What is the IUPAC name of (4R)-5-(4-methoxycarbonylanilino)-5-oxo-4-[(2,2,2-trifluoroacetyl)amino]pentanoic acid?
The IUPAC name of (4R)-5-(4-methoxycarbonylanilino)-5-oxo-4-[(2,2,2-trifluoroacetyl)amino]pentanoic acid (CID 7828234) is (4R)-5-(4-methoxycarbonylanilino)-5-oxo-4-[(2,2,2-trifluoroacetyl)amino]pentanoic acid.
What is the SMILES notation for (4R)-5-(4-methoxycarbonylanilino)-5-oxo-4-[(2,2,2-trifluoroacetyl)amino]pentanoic acid?
The canonical SMILES for (4R)-5-(4-methoxycarbonylanilino)-5-oxo-4-[(2,2,2-trifluoroacetyl)amino]pentanoic acid is COC(=O)c1ccc(NC(=O)[C@@H](CCC(=O)O)NC(=O)C(F)(F)F)cc1.
What is the InChIKey of (4R)-5-(4-methoxycarbonylanilino)-5-oxo-4-[(2,2,2-trifluoroacetyl)amino]pentanoic acid?
The InChIKey is IDWZAWAAAHZYGY-SNVBAGLBSA-N. The full InChI is InChI=1S/C15H15F3N2O6/c1-26-13(24)8-2-4-9(5-3-8)19-12(23)10(6-7-11(21)22)20-14(25)15(16,17)18/h2-5,10H,6-7H2,1H3,(H,19,23)(H,20,25)(H,21,22)/t10-/m1/s1.

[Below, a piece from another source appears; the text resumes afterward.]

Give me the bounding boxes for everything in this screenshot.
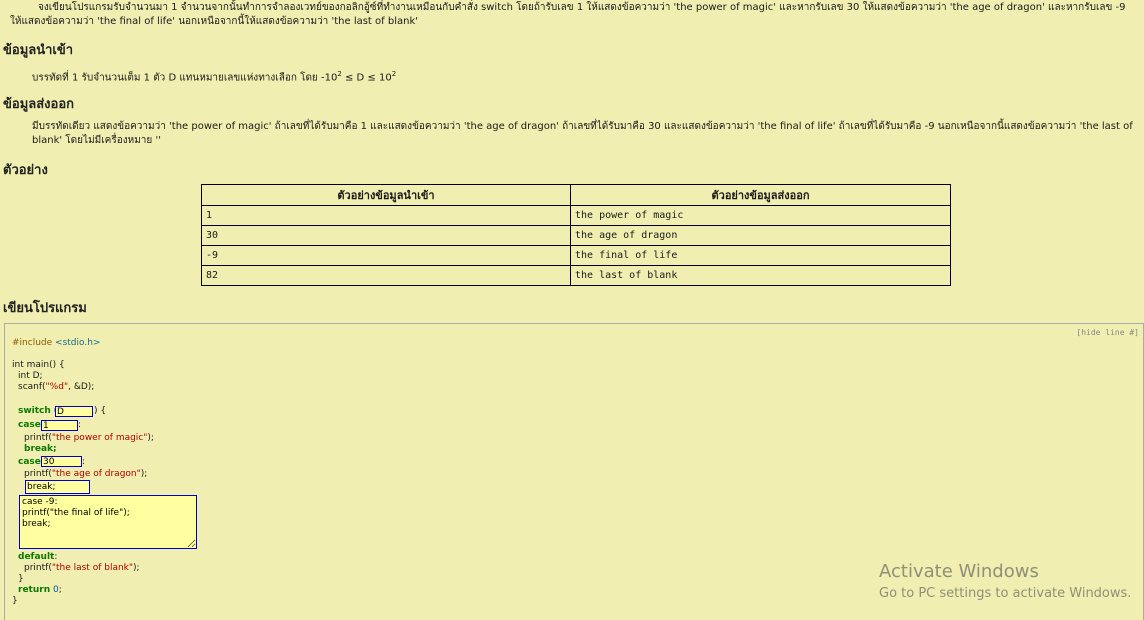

What are the key properties of (4R)-5-(4-methoxycarbonylanilino)-5-oxo-4-[(2,2,2-trifluoroacetyl)amino]pentanoic acid?
(4R)-5-(4-methoxycarbonylanilino)-5-oxo-4-[(2,2,2-trifluoroacetyl)amino]pentanoic acid has a molecular weight of 376.29 g/mol, XLogP of 1.32, 7 rotatable bonds, 3 hydrogen bond donors, and 5 hydrogen bond acceptors.
Where does this data come from?
All data for (4R)-5-(4-methoxycarbonylanilino)-5-oxo-4-[(2,2,2-trifluoroacetyl)amino]pentanoic acid is sourced from PubChem (CID 7828234), the world's largest open chemistry database maintained by the National Library of Medicine (NIH).